The Stars Now Unclaimed takes what should be a predictable space opera—fight scenes with a bit of plot sprinkled in like glue—and creates something truly fun. Kamali and her compatriots’ sarcasm prevent the book from taking itself too seriously, breaking up the tension created by the near endless fight and chase scenes (there is barely a page in the book that is not at least affected by one or the other). The fight and chase scenes themselves are magnificent and compelling, careening the reader from tense pre-ambush jitters to the adrenaline of an attack and back again in just a few sentences. Williams’ combination of fantastic fight scenes and skillful character writing makes The Stars Now Unclaimed a compulsively readable treat for readers in search of a kinetic space opera.

But it is not a good choice for anyone who is less than enthusiastic about fight scenes, as well as for readers who are squeamish about a little bit of (non-graphic) gore. And while Williams writes a great story, it is an action story rather than a deep, contemplative look at the nature of the universe. That doesn’t mean that Williams shies away from some difficult questions. But it does mean that The Stars Now Unclaimed doesn’t get bogged down in the philosophical details. It moves quickly, hurtling its readers towards its exciting (and lengthy) climax.

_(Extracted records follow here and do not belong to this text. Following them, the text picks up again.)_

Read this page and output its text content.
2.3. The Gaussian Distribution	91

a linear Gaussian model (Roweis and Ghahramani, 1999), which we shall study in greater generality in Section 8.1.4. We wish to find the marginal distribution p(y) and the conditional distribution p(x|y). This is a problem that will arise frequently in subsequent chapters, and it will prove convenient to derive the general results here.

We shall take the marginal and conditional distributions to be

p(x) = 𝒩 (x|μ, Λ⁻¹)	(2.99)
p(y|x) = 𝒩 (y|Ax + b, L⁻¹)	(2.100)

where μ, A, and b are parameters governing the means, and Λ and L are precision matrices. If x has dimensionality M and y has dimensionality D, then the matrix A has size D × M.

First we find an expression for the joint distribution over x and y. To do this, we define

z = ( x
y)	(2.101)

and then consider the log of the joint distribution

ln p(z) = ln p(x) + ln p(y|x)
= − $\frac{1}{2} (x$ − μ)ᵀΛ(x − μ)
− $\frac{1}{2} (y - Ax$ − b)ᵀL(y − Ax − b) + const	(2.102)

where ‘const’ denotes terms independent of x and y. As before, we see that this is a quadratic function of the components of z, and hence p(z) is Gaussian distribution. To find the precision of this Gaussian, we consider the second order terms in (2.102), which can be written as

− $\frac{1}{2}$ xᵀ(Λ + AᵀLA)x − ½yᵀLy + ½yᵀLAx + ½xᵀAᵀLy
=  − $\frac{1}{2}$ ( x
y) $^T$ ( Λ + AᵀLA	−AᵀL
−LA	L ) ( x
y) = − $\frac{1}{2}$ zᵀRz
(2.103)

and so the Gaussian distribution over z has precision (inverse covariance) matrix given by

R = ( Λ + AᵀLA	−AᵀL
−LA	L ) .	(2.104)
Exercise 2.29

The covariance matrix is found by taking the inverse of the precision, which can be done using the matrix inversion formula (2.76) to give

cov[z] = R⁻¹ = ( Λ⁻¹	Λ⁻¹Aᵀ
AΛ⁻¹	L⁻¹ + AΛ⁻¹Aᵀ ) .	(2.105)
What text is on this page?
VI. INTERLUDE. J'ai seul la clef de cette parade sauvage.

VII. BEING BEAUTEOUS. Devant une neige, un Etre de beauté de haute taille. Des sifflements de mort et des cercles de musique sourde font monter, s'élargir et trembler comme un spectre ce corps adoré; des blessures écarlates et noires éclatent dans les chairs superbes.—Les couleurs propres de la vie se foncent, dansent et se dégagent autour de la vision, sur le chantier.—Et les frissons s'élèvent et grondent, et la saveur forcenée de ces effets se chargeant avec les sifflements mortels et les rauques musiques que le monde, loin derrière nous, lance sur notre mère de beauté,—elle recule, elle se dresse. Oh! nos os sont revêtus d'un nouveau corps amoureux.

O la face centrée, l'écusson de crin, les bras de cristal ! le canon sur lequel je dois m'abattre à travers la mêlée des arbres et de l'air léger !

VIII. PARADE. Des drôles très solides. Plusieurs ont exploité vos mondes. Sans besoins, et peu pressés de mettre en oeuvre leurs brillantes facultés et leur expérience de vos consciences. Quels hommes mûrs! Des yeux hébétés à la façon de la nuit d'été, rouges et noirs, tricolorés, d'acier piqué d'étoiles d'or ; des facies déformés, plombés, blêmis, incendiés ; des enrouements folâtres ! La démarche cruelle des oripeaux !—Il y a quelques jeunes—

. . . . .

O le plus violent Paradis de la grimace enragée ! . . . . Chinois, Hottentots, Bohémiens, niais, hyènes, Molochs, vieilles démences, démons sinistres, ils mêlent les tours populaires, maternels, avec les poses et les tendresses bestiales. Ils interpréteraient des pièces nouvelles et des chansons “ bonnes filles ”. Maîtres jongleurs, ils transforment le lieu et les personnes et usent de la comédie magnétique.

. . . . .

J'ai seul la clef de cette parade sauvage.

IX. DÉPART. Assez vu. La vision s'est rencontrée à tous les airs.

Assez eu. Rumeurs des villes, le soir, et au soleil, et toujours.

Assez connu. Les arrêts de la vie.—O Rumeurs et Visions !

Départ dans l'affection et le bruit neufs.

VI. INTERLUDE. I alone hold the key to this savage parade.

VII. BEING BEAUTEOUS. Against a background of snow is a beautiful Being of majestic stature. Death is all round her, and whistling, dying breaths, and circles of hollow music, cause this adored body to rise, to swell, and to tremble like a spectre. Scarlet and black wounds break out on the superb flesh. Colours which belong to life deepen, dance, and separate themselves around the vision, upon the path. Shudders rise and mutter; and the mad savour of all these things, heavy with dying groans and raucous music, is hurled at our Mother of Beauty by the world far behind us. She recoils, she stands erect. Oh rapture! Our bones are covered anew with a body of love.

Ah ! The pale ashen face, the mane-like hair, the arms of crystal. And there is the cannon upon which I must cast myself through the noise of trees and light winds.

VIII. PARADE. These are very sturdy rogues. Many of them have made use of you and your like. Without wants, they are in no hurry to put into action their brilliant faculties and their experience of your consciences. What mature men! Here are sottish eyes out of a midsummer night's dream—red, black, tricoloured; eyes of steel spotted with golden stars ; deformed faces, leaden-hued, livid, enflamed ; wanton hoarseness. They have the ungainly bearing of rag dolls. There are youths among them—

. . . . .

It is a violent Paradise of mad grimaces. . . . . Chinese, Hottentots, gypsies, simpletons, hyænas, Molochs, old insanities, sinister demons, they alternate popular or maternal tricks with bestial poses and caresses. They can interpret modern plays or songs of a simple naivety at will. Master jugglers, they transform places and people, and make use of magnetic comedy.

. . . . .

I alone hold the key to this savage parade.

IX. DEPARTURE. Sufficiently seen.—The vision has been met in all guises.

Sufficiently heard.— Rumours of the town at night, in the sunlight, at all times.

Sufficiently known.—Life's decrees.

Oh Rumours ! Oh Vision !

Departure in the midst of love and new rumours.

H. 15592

The Stars Now Unclaimed is a perfect pick for any reader who loved “Firefly”’s Mal or Star Wars’ Han, or for anyone who just wants a good romp through the galaxy with a thousand fighters on their tail.

The universe was once overrun by an intergalactic war, fought with star system-destroying technologies. Then a mysterious energy called the pulse pushed technology’s progress back, including humanity’s ability to destroy one another.